Mahasiswa dan Dosen Nonmuslim di Unilam, Kemajemukan Itu Fakta
Gerbang pintu masuk Universitas La Tansa Mashiro (Foto: Mursyid Arifin)
Gerbang pintu masuk Universitas La Tansa Mashiro (Foto: Mursyid Arifin)

Lebak, NU Online Banten
Universitas La Tansa Mashiro (Unilam) Rangkasbitung, Lebak, merupakan perguruan tinggi swasta di bawah naungan Yayasan La Tansa Mashiro. Di yayasan ini ada pondok pesantren, sekolah menengah pertama (SMP), sekolah menengah atas (SMA), dan perguruan tinggi.


Keberadaannya tidak lepas dari perjuangan almarhum KH Ahmad Rifa’i Arief yang awalnya merintis pesantren. Kini sudah ada kampusnya. Yang menarik, praktik moderasi beragama terlihat di Unilam. Ada mahasiswa dan dosen nonmuslim, yang berbeda dengan kebanyakan mahasiswa dan dosen di kampus yang terletak di Rangkasbitung, Lebak, Banten, itu. 


Rektor Unilam Rangkasbitung KH Soleh mengatakan, dirinya meyakini Islam itu telah moderat. ’’Saya pikir di kampus (Unilam) ini tidak patut diragukan tentang moderasi keberagamaan. Sampai hari ini kami masih konsisten mengajarkan civic education. Dari pendidikan tingkat SMP, SMA hingga perguruan tinggi. Itu kami pegang teguh,’’ ujar Kiai Enceh-- sapaan akrabnya-- saat ditemu di kediamannya, Kompleks Pondok Pesantren Kun Karima  (La Tansa 3), Jl Stasiun Kadomas, Ciekek Hilir, Karaton, Majasari, Pandeglang, Banten, Rabu (20/12/2023). 
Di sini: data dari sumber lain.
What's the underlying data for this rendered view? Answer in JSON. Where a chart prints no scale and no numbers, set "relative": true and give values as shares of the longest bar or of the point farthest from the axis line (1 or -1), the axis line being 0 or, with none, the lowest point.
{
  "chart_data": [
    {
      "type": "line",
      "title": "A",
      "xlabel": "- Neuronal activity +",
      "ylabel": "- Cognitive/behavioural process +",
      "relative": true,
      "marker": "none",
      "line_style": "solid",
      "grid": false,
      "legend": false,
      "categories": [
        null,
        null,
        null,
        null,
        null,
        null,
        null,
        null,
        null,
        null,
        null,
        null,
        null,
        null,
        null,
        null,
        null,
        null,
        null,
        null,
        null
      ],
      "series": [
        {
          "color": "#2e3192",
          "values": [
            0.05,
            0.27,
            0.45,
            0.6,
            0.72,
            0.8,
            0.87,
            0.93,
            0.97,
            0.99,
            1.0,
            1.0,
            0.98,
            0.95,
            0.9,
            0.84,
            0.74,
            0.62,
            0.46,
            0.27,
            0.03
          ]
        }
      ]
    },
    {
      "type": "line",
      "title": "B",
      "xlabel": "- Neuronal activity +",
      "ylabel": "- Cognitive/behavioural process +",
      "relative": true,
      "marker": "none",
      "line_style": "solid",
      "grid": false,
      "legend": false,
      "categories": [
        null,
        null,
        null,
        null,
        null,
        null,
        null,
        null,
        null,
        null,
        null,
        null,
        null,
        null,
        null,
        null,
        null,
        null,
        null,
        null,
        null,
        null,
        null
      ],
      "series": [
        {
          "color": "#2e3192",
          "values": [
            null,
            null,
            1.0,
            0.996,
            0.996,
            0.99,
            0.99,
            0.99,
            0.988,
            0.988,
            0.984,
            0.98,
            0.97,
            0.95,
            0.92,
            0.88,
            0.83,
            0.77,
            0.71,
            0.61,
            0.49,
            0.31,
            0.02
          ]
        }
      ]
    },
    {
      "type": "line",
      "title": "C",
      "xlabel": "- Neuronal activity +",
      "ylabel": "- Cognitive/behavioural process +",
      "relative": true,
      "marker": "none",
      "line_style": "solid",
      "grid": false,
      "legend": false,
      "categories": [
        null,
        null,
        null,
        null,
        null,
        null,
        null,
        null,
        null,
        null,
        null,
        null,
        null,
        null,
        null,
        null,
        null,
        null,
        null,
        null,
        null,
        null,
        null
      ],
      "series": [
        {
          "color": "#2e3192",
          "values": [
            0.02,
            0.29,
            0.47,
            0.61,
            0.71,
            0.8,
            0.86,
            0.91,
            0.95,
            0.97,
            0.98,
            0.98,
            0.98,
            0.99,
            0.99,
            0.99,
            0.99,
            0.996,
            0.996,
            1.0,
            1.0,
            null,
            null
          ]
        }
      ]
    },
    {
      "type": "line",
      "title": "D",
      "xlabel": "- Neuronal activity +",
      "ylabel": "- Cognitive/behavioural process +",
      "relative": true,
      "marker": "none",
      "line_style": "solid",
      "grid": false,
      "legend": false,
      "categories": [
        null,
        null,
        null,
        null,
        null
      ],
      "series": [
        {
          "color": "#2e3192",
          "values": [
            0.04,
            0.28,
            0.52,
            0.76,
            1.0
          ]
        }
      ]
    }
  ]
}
Dia sangat tidak keberatan, meski kampus dasarnya adalah pondok pesantren,  ada mahasiswa nonmuslimnya. Dosen pengampu pendidikan agama Islam juga membolehkan mahasiswa nonmuslim tidak masuk, dan jika bersedia juga boleh masuk. Yang pasti, dalam penilaiannya tidak diukur oleh kompetensi keagamaan Islam. 


’’Jadi kami bekerja sama dengan para romo dan para pendeta untuk mendapatkan nilai agama mereka. Itu salah satu bentuk komitmen bahwa kami itu hidup di Indonesia. Walaupun mayoritas Muslim, kemajukan di Indonesia adalah fakta. Oleh karena itu, harus disikapi dengan bijak, termasuk bijak dalam pandangan Islam,” kata alumnus Pondok Pesantren Modern Gontor Ponorogo, Jawa Timur, itu. 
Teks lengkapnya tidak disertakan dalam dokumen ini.